The article from Kommersant is quite depressing, and not even mostly because of this new news about evil doers behind the shadowy walls of the Kremlin. As Publius Pundit readers know, we reported some time ago that Kommersant, one of the last vestiges of Kremlin-critical journalism in Russia, had been purchased by a Kremlin-friendly oligarch, resulting in significant immediate staff defections. In reporting the new threats against Yushchenko Kommersant stated in an anonymous article: "Apparently, the president's supporters began putting pressure on the ruling coalition, seeing the hard line of the Party of Regions. A small detail was missing, though: rumors about a plotted conspiracy. [The remarks of Valery Geletei, head of Ukraine's main service for law-enforcement bodies, announcing the discovery of the threats] filled that gap." In suggesting, without any evidence, that Yushchenko is simply inventing this threat to gain leverage over pro-Russian Yanukovich, without even mentioning the undisputed earlier attempt to kill Yushchenko with Dioxin just in the middle of his bid for the presidency (the photograph above shows the heroic president before and after the attack -- rival Viktor Yanukovich remains in the pink of health), Kommersant appears to be indulging, as many feared it might, in pro-Kremlin propaganda.

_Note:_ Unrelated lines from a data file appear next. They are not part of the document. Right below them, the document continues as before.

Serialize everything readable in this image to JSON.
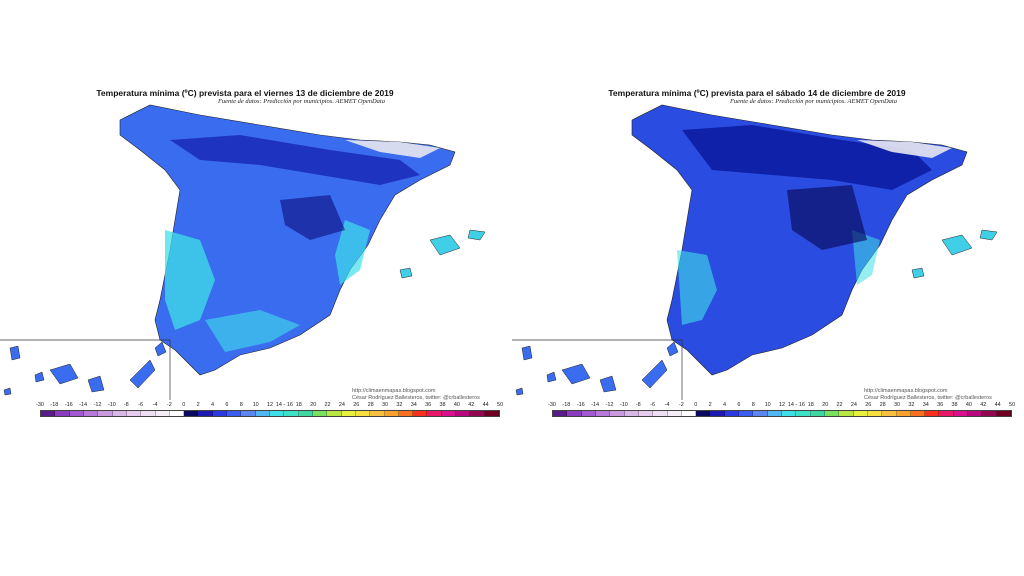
{
  "maps": [
    {
      "title": "Temperatura mínima (ºC) prevista para el viernes 13 de diciembre de 2019",
      "source": "Fuente de datos: Predicción por municipios. AEMET OpenData",
      "credit_line1": "http://climaenmapas.blogspot.com",
      "credit_line2": "César Rodríguez Ballesteros, twitter: @crballesteros"
    },
    {
      "title": "Temperatura mínima (ºC) prevista para el sábado 14 de diciembre de 2019",
      "source": "Fuente de datos: Predicción por municipios. AEMET OpenData",
      "credit_line1": "http://climaenmapas.blogspot.com",
      "credit_line2": "César Rodríguez Ballesteros, twitter: @crballesteros"
    }
  ],
  "legend": {
    "ticks": [
      "-30",
      "-18",
      "-16",
      "-14",
      "-12",
      "-10",
      "-8",
      "-6",
      "-4",
      "-2",
      "0",
      "2",
      "4",
      "6",
      "8",
      "10",
      "12",
      "14 - 16",
      "18",
      "20",
      "22",
      "24",
      "26",
      "28",
      "30",
      "32",
      "34",
      "36",
      "38",
      "40",
      "42",
      "44",
      "50"
    ],
    "colors": [
      "#5a1a8c",
      "#8a3cc0",
      "#a259d3",
      "#b87ad8",
      "#c99ae0",
      "#d9b7e8",
      "#e6ccec",
      "#efdff2",
      "#f6eef7",
      "#ffffff",
      "#0b0b5e",
      "#1a1ab0",
      "#2a3ae0",
      "#3a5cf0",
      "#5c86f0",
      "#4fb8f0",
      "#3fe0e8",
      "#3fe0c8",
      "#3fd8a0",
      "#7ae060",
      "#b8e840",
      "#e8f040",
      "#f8e040",
      "#f8c040",
      "#f8a030",
      "#f87020",
      "#f83020",
      "#e81868",
      "#d8108e",
      "#b80880",
      "#900850",
      "#700020"
    ]
  }
}
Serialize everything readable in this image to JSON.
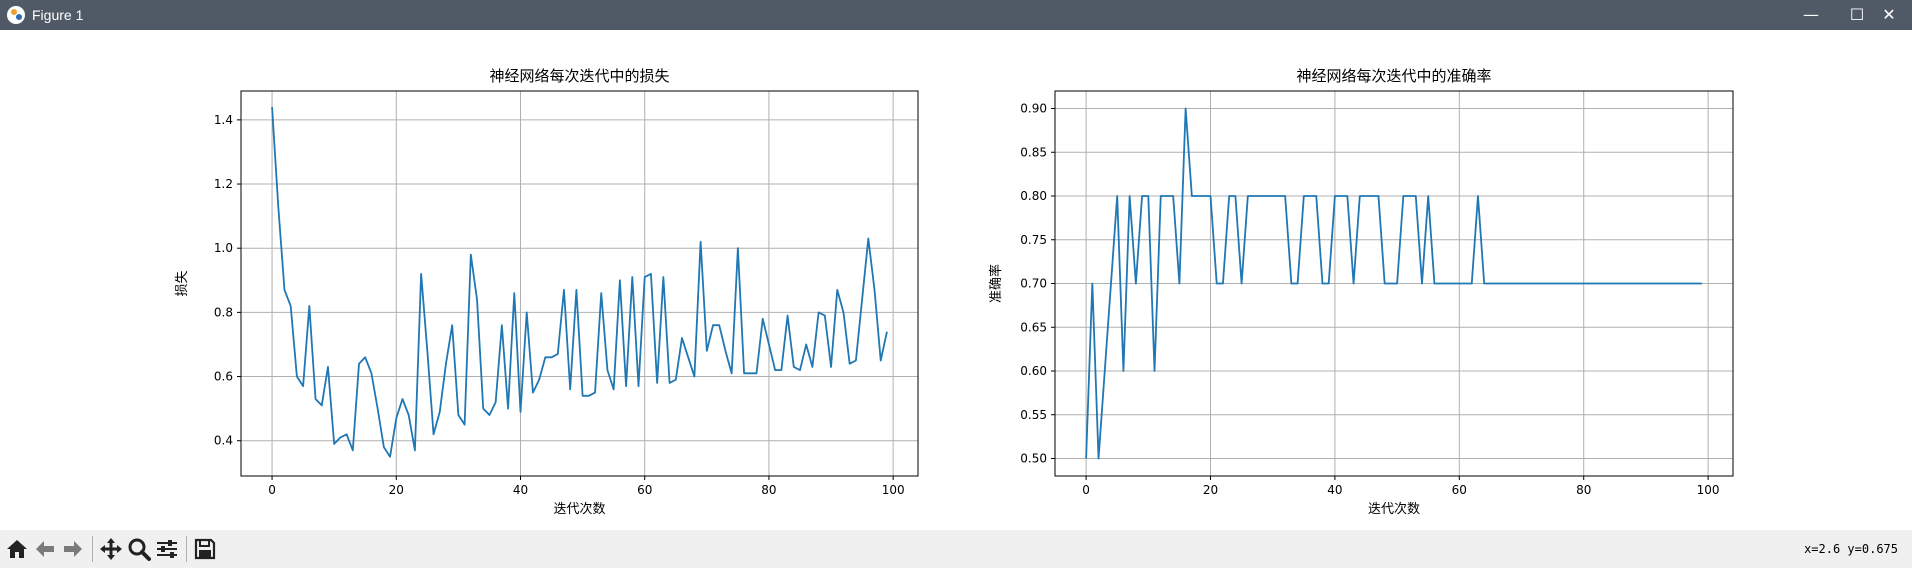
{
  "window": {
    "title": "Figure 1",
    "controls": {
      "minimize": "—",
      "maximize": "☐",
      "close": "✕"
    }
  },
  "toolbar": {
    "tools": [
      "home-icon",
      "back-icon",
      "forward-icon",
      "pan-icon",
      "zoom-icon",
      "configure-subplots-icon",
      "save-icon"
    ],
    "coordinates": "x=2.6 y=0.675"
  },
  "colors": {
    "line": "#1f77b4",
    "grid": "#b0b0b0",
    "titlebar": "#505a66",
    "toolbar": "#f0f0f0"
  },
  "chart_data": [
    {
      "type": "line",
      "title": "神经网络每次迭代中的损失",
      "xlabel": "迭代次数",
      "ylabel": "损失",
      "xlim": [
        -5,
        104
      ],
      "ylim": [
        0.29,
        1.49
      ],
      "xticks": [
        0,
        20,
        40,
        60,
        80,
        100
      ],
      "yticks": [
        0.4,
        0.6,
        0.8,
        1.0,
        1.2,
        1.4
      ],
      "ytick_labels": [
        "0.4",
        "0.6",
        "0.8",
        "1.0",
        "1.2",
        "1.4"
      ],
      "grid": true,
      "series": [
        {
          "x": [
            0,
            1,
            2,
            3,
            4,
            5,
            6,
            7,
            8,
            9,
            10,
            11,
            12,
            13,
            14,
            15,
            16,
            17,
            18,
            19,
            20,
            21,
            22,
            23,
            24,
            25,
            26,
            27,
            28,
            29,
            30,
            31,
            32,
            33,
            34,
            35,
            36,
            37,
            38,
            39,
            40,
            41,
            42,
            43,
            44,
            45,
            46,
            47,
            48,
            49,
            50,
            51,
            52,
            53,
            54,
            55,
            56,
            57,
            58,
            59,
            60,
            61,
            62,
            63,
            64,
            65,
            66,
            67,
            68,
            69,
            70,
            71,
            72,
            73,
            74,
            75,
            76,
            77,
            78,
            79,
            80,
            81,
            82,
            83,
            84,
            85,
            86,
            87,
            88,
            89,
            90,
            91,
            92,
            93,
            94,
            95,
            96,
            97,
            98,
            99
          ],
          "y": [
            1.44,
            1.13,
            0.87,
            0.82,
            0.6,
            0.57,
            0.82,
            0.53,
            0.51,
            0.63,
            0.39,
            0.41,
            0.42,
            0.37,
            0.64,
            0.66,
            0.61,
            0.5,
            0.38,
            0.35,
            0.47,
            0.53,
            0.48,
            0.37,
            0.92,
            0.68,
            0.42,
            0.49,
            0.64,
            0.76,
            0.48,
            0.45,
            0.98,
            0.84,
            0.5,
            0.48,
            0.52,
            0.76,
            0.5,
            0.86,
            0.49,
            0.8,
            0.55,
            0.59,
            0.66,
            0.66,
            0.67,
            0.87,
            0.56,
            0.87,
            0.54,
            0.54,
            0.55,
            0.86,
            0.62,
            0.56,
            0.9,
            0.57,
            0.91,
            0.57,
            0.91,
            0.92,
            0.58,
            0.91,
            0.58,
            0.59,
            0.72,
            0.66,
            0.6,
            1.02,
            0.68,
            0.76,
            0.76,
            0.68,
            0.61,
            1.0,
            0.61,
            0.61,
            0.61,
            0.78,
            0.7,
            0.62,
            0.62,
            0.79,
            0.63,
            0.62,
            0.7,
            0.63,
            0.8,
            0.79,
            0.63,
            0.87,
            0.8,
            0.64,
            0.65,
            0.84,
            1.03,
            0.87,
            0.65,
            0.74
          ]
        }
      ]
    },
    {
      "type": "line",
      "title": "神经网络每次迭代中的准确率",
      "xlabel": "迭代次数",
      "ylabel": "准确率",
      "xlim": [
        -5,
        104
      ],
      "ylim": [
        0.48,
        0.92
      ],
      "xticks": [
        0,
        20,
        40,
        60,
        80,
        100
      ],
      "yticks": [
        0.5,
        0.55,
        0.6,
        0.65,
        0.7,
        0.75,
        0.8,
        0.85,
        0.9
      ],
      "ytick_labels": [
        "0.50",
        "0.55",
        "0.60",
        "0.65",
        "0.70",
        "0.75",
        "0.80",
        "0.85",
        "0.90"
      ],
      "grid": true,
      "series": [
        {
          "x": [
            0,
            1,
            2,
            3,
            4,
            5,
            6,
            7,
            8,
            9,
            10,
            11,
            12,
            13,
            14,
            15,
            16,
            17,
            18,
            19,
            20,
            21,
            22,
            23,
            24,
            25,
            26,
            27,
            28,
            29,
            30,
            31,
            32,
            33,
            34,
            35,
            36,
            37,
            38,
            39,
            40,
            41,
            42,
            43,
            44,
            45,
            46,
            47,
            48,
            49,
            50,
            51,
            52,
            53,
            54,
            55,
            56,
            57,
            58,
            59,
            60,
            61,
            62,
            63,
            64,
            65,
            66,
            67,
            68,
            69,
            70,
            71,
            72,
            73,
            74,
            75,
            76,
            77,
            78,
            79,
            80,
            81,
            82,
            83,
            84,
            85,
            86,
            87,
            88,
            89,
            90,
            91,
            92,
            93,
            94,
            95,
            96,
            97,
            98,
            99
          ],
          "y": [
            0.5,
            0.7,
            0.5,
            0.6,
            0.7,
            0.8,
            0.6,
            0.8,
            0.7,
            0.8,
            0.8,
            0.6,
            0.8,
            0.8,
            0.8,
            0.7,
            0.9,
            0.8,
            0.8,
            0.8,
            0.8,
            0.7,
            0.7,
            0.8,
            0.8,
            0.7,
            0.8,
            0.8,
            0.8,
            0.8,
            0.8,
            0.8,
            0.8,
            0.7,
            0.7,
            0.8,
            0.8,
            0.8,
            0.7,
            0.7,
            0.8,
            0.8,
            0.8,
            0.7,
            0.8,
            0.8,
            0.8,
            0.8,
            0.7,
            0.7,
            0.7,
            0.8,
            0.8,
            0.8,
            0.7,
            0.8,
            0.7,
            0.7,
            0.7,
            0.7,
            0.7,
            0.7,
            0.7,
            0.8,
            0.7,
            0.7,
            0.7,
            0.7,
            0.7,
            0.7,
            0.7,
            0.7,
            0.7,
            0.7,
            0.7,
            0.7,
            0.7,
            0.7,
            0.7,
            0.7,
            0.7,
            0.7,
            0.7,
            0.7,
            0.7,
            0.7,
            0.7,
            0.7,
            0.7,
            0.7,
            0.7,
            0.7,
            0.7,
            0.7,
            0.7,
            0.7,
            0.7,
            0.7,
            0.7,
            0.7
          ]
        }
      ]
    }
  ]
}
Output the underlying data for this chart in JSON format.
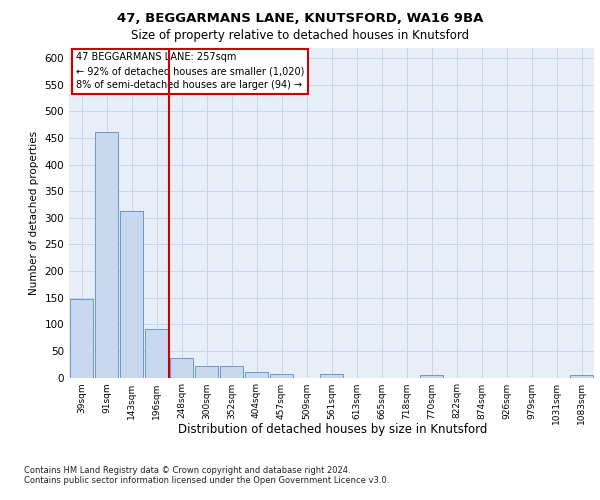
{
  "title1": "47, BEGGARMANS LANE, KNUTSFORD, WA16 9BA",
  "title2": "Size of property relative to detached houses in Knutsford",
  "xlabel": "Distribution of detached houses by size in Knutsford",
  "ylabel": "Number of detached properties",
  "annotation_line1": "47 BEGGARMANS LANE: 257sqm",
  "annotation_line2": "← 92% of detached houses are smaller (1,020)",
  "annotation_line3": "8% of semi-detached houses are larger (94) →",
  "footer1": "Contains HM Land Registry data © Crown copyright and database right 2024.",
  "footer2": "Contains public sector information licensed under the Open Government Licence v3.0.",
  "bar_color": "#c8d8ee",
  "bar_edge_color": "#6699cc",
  "vline_color": "#cc0000",
  "annotation_box_color": "#cc0000",
  "grid_color": "#c8d4e8",
  "bg_color": "#e8eef8",
  "categories": [
    "39sqm",
    "91sqm",
    "143sqm",
    "196sqm",
    "248sqm",
    "300sqm",
    "352sqm",
    "404sqm",
    "457sqm",
    "509sqm",
    "561sqm",
    "613sqm",
    "665sqm",
    "718sqm",
    "770sqm",
    "822sqm",
    "874sqm",
    "926sqm",
    "979sqm",
    "1031sqm",
    "1083sqm"
  ],
  "values": [
    147,
    462,
    313,
    92,
    36,
    21,
    21,
    11,
    6,
    0,
    7,
    0,
    0,
    0,
    5,
    0,
    0,
    0,
    0,
    0,
    5
  ],
  "vline_position": 3.5,
  "ylim": [
    0,
    620
  ],
  "yticks": [
    0,
    50,
    100,
    150,
    200,
    250,
    300,
    350,
    400,
    450,
    500,
    550,
    600
  ]
}
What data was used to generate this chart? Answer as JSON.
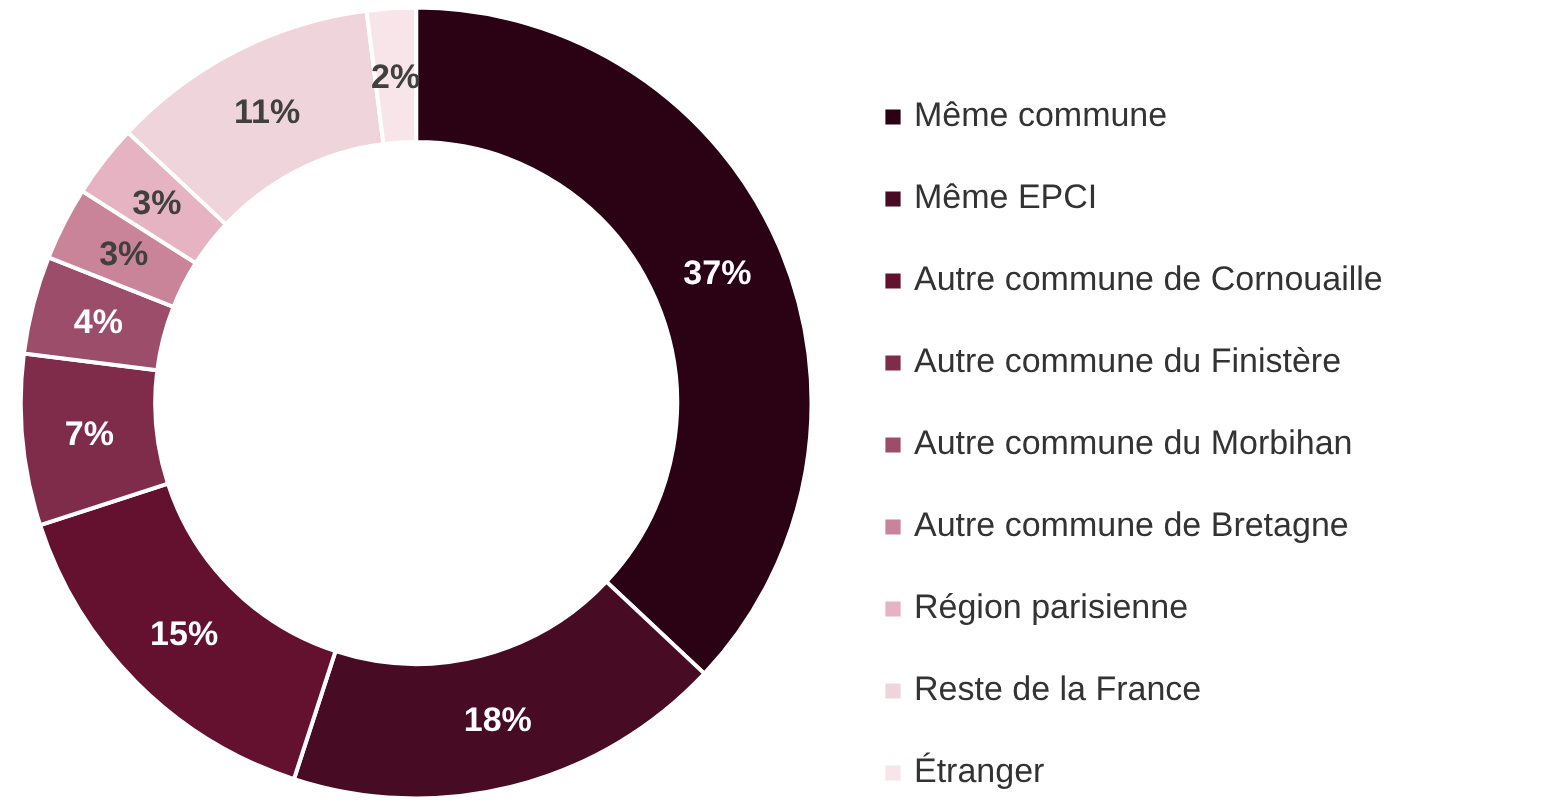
{
  "chart_data": {
    "type": "donut",
    "categories": [
      "Même commune",
      "Même EPCI",
      "Autre commune de Cornouaille",
      "Autre commune du Finistère",
      "Autre commune du Morbihan",
      "Autre commune de Bretagne",
      "Région parisienne",
      "Reste de la France",
      "Étranger"
    ],
    "values": [
      37,
      18,
      15,
      7,
      4,
      3,
      3,
      11,
      2
    ],
    "colors": [
      "#2b0114",
      "#470b23",
      "#63112f",
      "#7f2c4a",
      "#9c4d6a",
      "#c98499",
      "#e6b3c3",
      "#f0d4dc",
      "#f8e5ea"
    ],
    "value_labels": [
      "37%",
      "18%",
      "15%",
      "7%",
      "4%",
      "3%",
      "3%",
      "11%",
      "2%"
    ],
    "legend": "right"
  }
}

The English version is condensed from the Russian original, which plays up the issue even further, stating that Yushchenko's supporters felt "they must make supporters Victor Yanukovich more compliant," and dwelling on Yushchenko's recent dismissals of three judges from the country's supreme court without acknowledging that focus on this issue is an obvious way to distract attention from Yanovkovich's obstinant refusal to press forward with elections he's already agreed to. There's nothing wrong with reporting and questioning Yuschenko's moves with the court (however, such moves haven't disqualified Franklin Roosevelt from his ten cents worth of national honor in the USA), but the body has 18 members so what happens to three is hardly determinative, and international observers will be all over Ukraine for the elections, so Yushchenko will hardly be able to use to court to secure a fraudulent victory. Kommersant didn't report that. What's more, surely it's reasonable to suggest that, given the Kremlin's heavy handed tactics all across Eastern Europe, Yushchenko might actually be right in believing that these judges are corrupt. But Kommersant's story didn't mention that possibility either.
Naturally, if the Kremlin were smart, it would not allow Kommersant to simply or suddenly turn into a screed of relentless propaganda; rather, it would only use that vehicle occasionally and only subtly, when important, thus attempting to preserve Kommersant's image of objectivity.